Monash Institute of Pharmaceutical Sciences, Monash University, Parkville, 3052, Australia.
Mol Inform. 2017 Jan;36(1-2). doi: 10.1002/minf.201600118. Epub 2016 Oct 26.
Neural networks have generated valuable Quantitative Structure-Activity/Property Relationships (QSAR/QSPR) models for a wide variety of small molecules and materials properties. They have grown in sophistication and many of their initial problems have been overcome by modern mathematical techniques. QSAR studies have almost always used so-called "shallow" neural networks in which there is a single hidden layer between the input and output layers. Recently, a new and potentially paradigm-shifting type of neural network based on Deep Learning has appeared. Deep learning methods have generated impressive improvements in image and voice recognition, and are now being applied to QSAR and QSAR modelling. This paper describes the differences in approach between deep and shallow neural networks, compares their abilities to predict the properties of test sets for 15 large drug data sets (the kaggle set), discusses the results in terms of the Universal Approximation theorem for neural networks, and describes how DNN may ameliorate or remove troublesome "activity cliffs" in QSAR data sets.

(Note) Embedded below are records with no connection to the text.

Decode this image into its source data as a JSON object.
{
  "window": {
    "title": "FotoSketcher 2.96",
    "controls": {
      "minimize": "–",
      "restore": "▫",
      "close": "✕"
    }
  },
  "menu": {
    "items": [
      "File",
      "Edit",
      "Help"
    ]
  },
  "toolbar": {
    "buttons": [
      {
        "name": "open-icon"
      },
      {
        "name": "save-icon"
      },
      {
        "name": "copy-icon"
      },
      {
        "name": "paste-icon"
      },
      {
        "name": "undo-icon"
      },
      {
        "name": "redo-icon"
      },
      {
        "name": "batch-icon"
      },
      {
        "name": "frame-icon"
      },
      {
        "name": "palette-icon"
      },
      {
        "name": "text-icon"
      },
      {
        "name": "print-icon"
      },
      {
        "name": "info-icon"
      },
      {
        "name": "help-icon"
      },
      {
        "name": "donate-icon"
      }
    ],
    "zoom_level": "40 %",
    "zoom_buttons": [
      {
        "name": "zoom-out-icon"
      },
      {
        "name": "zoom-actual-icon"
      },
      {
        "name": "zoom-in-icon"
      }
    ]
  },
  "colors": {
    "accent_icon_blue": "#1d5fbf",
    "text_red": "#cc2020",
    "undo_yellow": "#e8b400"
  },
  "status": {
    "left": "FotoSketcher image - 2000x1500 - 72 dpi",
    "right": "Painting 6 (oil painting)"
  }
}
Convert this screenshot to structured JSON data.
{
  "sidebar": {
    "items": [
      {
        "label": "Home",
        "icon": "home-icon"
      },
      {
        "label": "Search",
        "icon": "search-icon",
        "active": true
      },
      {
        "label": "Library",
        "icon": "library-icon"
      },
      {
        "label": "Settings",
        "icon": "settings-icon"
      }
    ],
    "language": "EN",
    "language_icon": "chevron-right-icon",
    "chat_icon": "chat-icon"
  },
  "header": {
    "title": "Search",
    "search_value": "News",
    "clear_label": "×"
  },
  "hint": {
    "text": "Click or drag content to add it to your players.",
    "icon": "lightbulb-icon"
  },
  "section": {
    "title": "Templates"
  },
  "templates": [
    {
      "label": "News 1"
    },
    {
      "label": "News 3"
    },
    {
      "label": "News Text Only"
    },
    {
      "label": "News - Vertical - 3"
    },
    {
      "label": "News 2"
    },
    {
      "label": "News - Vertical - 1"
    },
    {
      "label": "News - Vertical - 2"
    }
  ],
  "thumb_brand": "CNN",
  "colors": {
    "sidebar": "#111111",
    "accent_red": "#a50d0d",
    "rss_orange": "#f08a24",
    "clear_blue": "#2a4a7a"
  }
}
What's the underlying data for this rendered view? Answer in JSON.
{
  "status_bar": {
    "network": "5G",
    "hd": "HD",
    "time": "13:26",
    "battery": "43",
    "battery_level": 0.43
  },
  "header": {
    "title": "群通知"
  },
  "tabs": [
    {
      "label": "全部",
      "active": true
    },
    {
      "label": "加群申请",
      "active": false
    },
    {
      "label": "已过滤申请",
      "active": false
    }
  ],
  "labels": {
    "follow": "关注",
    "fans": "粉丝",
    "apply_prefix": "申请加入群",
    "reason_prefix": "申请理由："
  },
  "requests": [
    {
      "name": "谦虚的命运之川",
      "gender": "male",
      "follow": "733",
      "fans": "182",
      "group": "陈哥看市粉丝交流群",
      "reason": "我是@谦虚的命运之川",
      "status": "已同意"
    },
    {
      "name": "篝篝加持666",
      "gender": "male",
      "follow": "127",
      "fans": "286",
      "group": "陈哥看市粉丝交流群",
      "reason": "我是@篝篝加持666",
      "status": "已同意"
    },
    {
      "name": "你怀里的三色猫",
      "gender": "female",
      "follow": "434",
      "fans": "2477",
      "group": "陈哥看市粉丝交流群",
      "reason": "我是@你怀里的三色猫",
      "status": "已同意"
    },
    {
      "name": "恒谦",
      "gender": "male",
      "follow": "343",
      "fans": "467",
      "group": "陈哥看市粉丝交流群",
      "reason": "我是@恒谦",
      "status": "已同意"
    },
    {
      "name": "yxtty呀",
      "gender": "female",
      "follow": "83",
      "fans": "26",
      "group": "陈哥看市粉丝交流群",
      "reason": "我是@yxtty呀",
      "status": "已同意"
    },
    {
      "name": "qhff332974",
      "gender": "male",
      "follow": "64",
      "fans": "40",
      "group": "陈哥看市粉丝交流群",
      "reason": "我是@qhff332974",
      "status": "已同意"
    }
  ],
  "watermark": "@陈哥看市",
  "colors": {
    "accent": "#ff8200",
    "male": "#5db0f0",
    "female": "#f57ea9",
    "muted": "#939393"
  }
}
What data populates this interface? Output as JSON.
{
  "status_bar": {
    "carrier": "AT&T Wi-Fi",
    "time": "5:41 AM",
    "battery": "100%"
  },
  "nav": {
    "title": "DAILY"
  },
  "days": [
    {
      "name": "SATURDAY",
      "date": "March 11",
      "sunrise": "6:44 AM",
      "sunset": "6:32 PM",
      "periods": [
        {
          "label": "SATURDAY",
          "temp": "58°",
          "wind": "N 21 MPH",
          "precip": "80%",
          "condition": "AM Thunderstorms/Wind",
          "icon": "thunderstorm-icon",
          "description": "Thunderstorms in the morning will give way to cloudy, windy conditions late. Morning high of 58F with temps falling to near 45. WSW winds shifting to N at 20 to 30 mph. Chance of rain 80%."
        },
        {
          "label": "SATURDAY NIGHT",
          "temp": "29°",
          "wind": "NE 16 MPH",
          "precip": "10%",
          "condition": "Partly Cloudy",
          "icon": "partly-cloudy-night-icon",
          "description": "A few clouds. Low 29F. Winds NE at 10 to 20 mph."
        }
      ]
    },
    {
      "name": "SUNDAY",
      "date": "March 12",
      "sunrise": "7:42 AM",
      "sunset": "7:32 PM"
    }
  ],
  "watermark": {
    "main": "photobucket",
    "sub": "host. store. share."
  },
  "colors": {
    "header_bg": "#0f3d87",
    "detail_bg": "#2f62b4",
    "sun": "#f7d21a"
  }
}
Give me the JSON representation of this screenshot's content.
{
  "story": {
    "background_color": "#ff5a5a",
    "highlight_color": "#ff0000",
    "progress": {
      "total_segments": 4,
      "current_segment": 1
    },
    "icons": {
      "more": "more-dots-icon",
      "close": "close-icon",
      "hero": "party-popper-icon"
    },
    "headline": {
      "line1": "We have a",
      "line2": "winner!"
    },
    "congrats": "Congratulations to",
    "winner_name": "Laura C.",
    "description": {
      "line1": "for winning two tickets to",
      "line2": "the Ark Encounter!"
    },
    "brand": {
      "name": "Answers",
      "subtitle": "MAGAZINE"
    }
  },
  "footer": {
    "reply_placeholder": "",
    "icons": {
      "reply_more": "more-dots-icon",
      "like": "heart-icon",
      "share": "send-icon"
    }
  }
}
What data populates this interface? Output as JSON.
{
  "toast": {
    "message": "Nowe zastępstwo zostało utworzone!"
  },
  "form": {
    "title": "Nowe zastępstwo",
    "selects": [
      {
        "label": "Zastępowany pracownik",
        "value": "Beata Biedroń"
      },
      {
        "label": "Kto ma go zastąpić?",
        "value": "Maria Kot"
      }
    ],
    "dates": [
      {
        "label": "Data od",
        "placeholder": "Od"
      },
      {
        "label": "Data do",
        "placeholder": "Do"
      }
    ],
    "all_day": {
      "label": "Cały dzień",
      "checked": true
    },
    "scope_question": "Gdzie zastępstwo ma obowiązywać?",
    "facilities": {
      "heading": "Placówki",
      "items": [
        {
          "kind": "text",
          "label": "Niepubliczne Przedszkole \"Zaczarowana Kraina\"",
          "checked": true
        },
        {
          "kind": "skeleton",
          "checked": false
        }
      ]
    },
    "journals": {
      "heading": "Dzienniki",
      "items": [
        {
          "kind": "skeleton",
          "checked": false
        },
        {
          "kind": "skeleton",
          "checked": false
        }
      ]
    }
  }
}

神经网络已经为各种小分子和材料性质生成了有价值的定量结构-活性/性质关系(QSAR/QSPR)模型。它们已经变得越来越复杂,并且通过现代数学技术克服了许多最初的问题。QSAR 研究几乎总是使用所谓的“浅层”神经网络,其中输入层和输出层之间只有一个隐藏层。最近,一种基于深度学习的新型、潜在的范式转变类型的神经网络已经出现。深度学习方法在图像和语音识别方面取得了令人印象深刻的改进,现在正在被应用于 QSAR 和 QSAR 建模。本文描述了深度学习和浅层神经网络在方法上的差异,比较了它们对 15 个大型药物数据集(kaggle 数据集)测试集性质进行预测的能力,根据神经网络的通用逼近定理讨论了结果,并描述了 DNN 如何改善或消除 QSAR 数据集中麻烦的“活性悬崖”。